The sum-array class is defined like this:

struct SumArrayMessage : public TypedMessage {
 Page pageID;
 int* resultP;
 int i;
 void run() {
   Array arr = getArray(pageID); // assumed to be in memory
   int n = arr->size();
   int workCounter = i + 1000; // keep track of work done
   while (i < n && i < workCounter) {
     *resultP += arr[i++];
   if (i < n) {
     // we exited because we have done enough work this round
   // otherwise we are done so just exit

Notice that since i is a class variable, the run() function is restartable. We exit the loop either when we have finished adding or when we have added 1000 number, whichever comes first. If we have not finished adding (meaning that we have added 1000 numbers) then we suspend this task to let someone else do work. The suspend() function is defined as part of TypedMessage which is a subclass of Messsage. What it does is put the current message on the work queue for the next phase.

Thread Infrastructure

ADS used cooperative multitasking for database work, but the infrastructure was based on traditional threads. There were several kinds of threads.
  • Task threads would go through the message queue taking off one message, executing the task until it relinquished control, and then going to the next message in the queue.
  • I/O threads would suspend, waiting for network I/O requests. Whenever an I/O request finished, the thread would wake up the task that was waiting on the I/O and the task would then be put back on the message queue to be executed on a task thread. My memory is that we also used I/O threads for disk I/O in some circumstances but I am told otherwise.
  • Work threads would be used to do long-running work that we didn’t want to use preemptive multitask for. The SQL compiler ran on a work thread. It was possible for a work thread to turn into a task thread and vice versa. This feature was used in long-running threads to access database internals.
When there were fewer than four cores (we called them processors or CPU’s in those days) we would spawn one task thread for each core and one I/O thread. For four to eight cores, we spawned one less task thread, leaving one core for the I/O thread and operating system. The threads were spawned this way in attempt to minimize the preemptive scheduling by the operating system, which would to some extent defeat the advantages of the ADS internal cooperative multitasking. The task threads were given high priority to help prevent them from being swapped out.

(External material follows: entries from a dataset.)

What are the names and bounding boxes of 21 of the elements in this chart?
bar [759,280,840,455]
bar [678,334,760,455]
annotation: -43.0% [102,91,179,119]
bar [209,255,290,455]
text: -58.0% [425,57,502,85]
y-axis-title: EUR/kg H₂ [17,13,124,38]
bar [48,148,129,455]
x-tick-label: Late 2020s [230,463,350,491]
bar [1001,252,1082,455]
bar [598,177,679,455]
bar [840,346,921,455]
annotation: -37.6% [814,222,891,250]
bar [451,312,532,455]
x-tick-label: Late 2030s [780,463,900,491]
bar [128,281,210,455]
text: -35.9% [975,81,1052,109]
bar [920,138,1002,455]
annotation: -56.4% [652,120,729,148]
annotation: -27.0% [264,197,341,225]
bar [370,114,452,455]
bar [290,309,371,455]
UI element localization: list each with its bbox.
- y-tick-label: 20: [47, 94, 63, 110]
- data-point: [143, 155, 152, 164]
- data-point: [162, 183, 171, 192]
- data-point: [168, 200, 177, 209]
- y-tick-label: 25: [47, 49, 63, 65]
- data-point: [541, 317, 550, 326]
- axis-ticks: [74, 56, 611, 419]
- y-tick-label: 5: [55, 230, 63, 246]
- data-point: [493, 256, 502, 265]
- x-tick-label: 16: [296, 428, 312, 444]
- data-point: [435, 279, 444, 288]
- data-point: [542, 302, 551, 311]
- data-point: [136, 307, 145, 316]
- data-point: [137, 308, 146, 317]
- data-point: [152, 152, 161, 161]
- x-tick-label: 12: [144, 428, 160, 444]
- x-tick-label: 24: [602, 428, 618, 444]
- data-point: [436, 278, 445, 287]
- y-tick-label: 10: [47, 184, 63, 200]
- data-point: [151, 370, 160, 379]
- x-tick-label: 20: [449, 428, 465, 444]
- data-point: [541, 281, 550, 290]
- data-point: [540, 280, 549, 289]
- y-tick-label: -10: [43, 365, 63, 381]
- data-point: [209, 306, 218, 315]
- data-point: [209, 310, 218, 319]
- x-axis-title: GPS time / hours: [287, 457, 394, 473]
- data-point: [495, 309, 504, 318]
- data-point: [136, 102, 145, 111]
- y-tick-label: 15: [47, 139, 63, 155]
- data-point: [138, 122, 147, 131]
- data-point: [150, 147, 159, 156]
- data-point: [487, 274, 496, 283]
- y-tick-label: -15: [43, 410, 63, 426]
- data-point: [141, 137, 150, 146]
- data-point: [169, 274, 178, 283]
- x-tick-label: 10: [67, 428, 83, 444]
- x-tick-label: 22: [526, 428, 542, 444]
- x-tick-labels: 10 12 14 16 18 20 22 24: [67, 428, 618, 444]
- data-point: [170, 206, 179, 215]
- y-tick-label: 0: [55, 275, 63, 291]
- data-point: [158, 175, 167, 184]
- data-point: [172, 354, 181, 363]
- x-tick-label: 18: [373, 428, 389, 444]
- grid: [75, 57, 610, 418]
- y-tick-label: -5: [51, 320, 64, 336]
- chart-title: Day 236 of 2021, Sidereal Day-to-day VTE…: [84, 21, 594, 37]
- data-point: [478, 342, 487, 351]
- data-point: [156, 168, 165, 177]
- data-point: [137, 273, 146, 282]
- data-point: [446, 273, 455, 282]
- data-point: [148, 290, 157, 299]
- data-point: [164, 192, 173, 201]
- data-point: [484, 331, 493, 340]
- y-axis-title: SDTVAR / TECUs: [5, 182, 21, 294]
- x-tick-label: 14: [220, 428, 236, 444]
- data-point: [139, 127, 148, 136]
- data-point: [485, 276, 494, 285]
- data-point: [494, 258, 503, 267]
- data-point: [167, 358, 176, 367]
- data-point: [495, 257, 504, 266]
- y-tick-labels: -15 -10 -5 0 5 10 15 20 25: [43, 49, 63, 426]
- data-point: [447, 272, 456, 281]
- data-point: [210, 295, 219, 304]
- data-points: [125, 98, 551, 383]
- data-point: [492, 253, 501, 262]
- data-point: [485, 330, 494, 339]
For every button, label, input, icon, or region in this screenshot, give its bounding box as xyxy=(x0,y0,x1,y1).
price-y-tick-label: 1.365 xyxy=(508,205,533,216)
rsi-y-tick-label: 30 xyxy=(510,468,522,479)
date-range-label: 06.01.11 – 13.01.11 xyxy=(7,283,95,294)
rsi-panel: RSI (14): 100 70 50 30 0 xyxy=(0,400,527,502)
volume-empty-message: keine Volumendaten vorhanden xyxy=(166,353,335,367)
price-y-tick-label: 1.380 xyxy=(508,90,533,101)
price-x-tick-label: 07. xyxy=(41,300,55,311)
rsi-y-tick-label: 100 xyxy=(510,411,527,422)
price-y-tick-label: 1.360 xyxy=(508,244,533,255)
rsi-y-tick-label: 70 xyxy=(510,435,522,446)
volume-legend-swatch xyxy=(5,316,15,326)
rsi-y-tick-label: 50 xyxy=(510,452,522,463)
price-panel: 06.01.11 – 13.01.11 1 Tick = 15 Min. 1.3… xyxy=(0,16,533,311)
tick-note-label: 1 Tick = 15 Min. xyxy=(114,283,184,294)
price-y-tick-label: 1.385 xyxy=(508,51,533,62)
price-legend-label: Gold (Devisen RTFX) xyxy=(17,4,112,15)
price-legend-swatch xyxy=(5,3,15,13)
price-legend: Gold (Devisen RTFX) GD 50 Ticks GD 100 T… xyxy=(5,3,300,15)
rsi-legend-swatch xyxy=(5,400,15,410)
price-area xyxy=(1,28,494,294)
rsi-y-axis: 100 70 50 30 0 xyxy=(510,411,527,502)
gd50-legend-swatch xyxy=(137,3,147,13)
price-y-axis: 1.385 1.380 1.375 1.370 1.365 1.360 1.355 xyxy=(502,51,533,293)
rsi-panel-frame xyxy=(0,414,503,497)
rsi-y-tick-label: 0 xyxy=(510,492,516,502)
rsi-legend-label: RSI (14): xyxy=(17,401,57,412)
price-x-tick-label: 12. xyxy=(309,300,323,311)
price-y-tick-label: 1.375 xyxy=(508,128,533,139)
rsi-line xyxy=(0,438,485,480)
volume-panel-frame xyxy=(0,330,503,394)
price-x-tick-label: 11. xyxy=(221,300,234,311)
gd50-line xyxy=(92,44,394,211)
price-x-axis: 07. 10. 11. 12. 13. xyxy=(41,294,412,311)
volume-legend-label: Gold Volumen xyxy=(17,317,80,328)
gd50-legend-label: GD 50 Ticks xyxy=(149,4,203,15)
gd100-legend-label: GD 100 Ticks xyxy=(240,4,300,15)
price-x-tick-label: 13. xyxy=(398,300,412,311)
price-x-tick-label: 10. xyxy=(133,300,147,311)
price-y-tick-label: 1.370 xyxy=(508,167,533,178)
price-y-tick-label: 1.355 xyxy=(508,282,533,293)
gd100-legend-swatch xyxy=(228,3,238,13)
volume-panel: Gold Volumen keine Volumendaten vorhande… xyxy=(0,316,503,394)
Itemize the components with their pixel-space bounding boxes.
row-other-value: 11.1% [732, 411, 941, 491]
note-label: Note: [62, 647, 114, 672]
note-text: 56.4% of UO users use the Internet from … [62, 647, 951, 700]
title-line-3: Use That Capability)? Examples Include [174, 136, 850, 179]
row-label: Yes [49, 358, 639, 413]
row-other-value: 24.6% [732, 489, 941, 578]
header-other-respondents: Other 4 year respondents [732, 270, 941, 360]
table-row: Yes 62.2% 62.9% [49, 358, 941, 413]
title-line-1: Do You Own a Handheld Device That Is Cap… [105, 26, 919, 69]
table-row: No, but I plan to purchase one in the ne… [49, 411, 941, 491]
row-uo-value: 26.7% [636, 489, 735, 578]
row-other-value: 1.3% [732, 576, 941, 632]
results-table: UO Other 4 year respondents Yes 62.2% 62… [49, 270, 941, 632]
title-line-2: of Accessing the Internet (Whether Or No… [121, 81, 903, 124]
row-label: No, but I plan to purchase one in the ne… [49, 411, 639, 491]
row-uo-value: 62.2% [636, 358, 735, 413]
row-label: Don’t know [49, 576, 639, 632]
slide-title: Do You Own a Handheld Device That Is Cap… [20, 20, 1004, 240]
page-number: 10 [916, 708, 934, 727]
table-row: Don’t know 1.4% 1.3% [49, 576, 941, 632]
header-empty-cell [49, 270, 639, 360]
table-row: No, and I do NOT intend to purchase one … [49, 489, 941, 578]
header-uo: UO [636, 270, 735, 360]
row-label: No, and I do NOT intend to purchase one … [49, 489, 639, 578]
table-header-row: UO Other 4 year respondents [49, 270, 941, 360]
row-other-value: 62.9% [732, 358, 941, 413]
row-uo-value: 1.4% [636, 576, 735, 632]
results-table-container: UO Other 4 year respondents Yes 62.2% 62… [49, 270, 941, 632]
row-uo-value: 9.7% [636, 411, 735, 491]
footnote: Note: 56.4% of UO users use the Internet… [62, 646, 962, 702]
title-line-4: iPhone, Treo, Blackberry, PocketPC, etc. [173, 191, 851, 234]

I thought we used processor affinity as well to bind the task and I/O threads, but Achim Bode comments:

Thread affinity was added very late, and maybe only for Linux. The Improvements were small (couple of percent). I believe now that the memory locality is important to make thread affinity worth-it.

There were extra threads used for long-running processes that would only run when needed. These threads could enter the task-thread pool to do database work (typically to read data) and then back out for the long-running work.

When we had to do some out-of-band work such as compiling a query, one of the task threads would be temporarily converted into a work thread to execute the work, then be converted back into a task thread.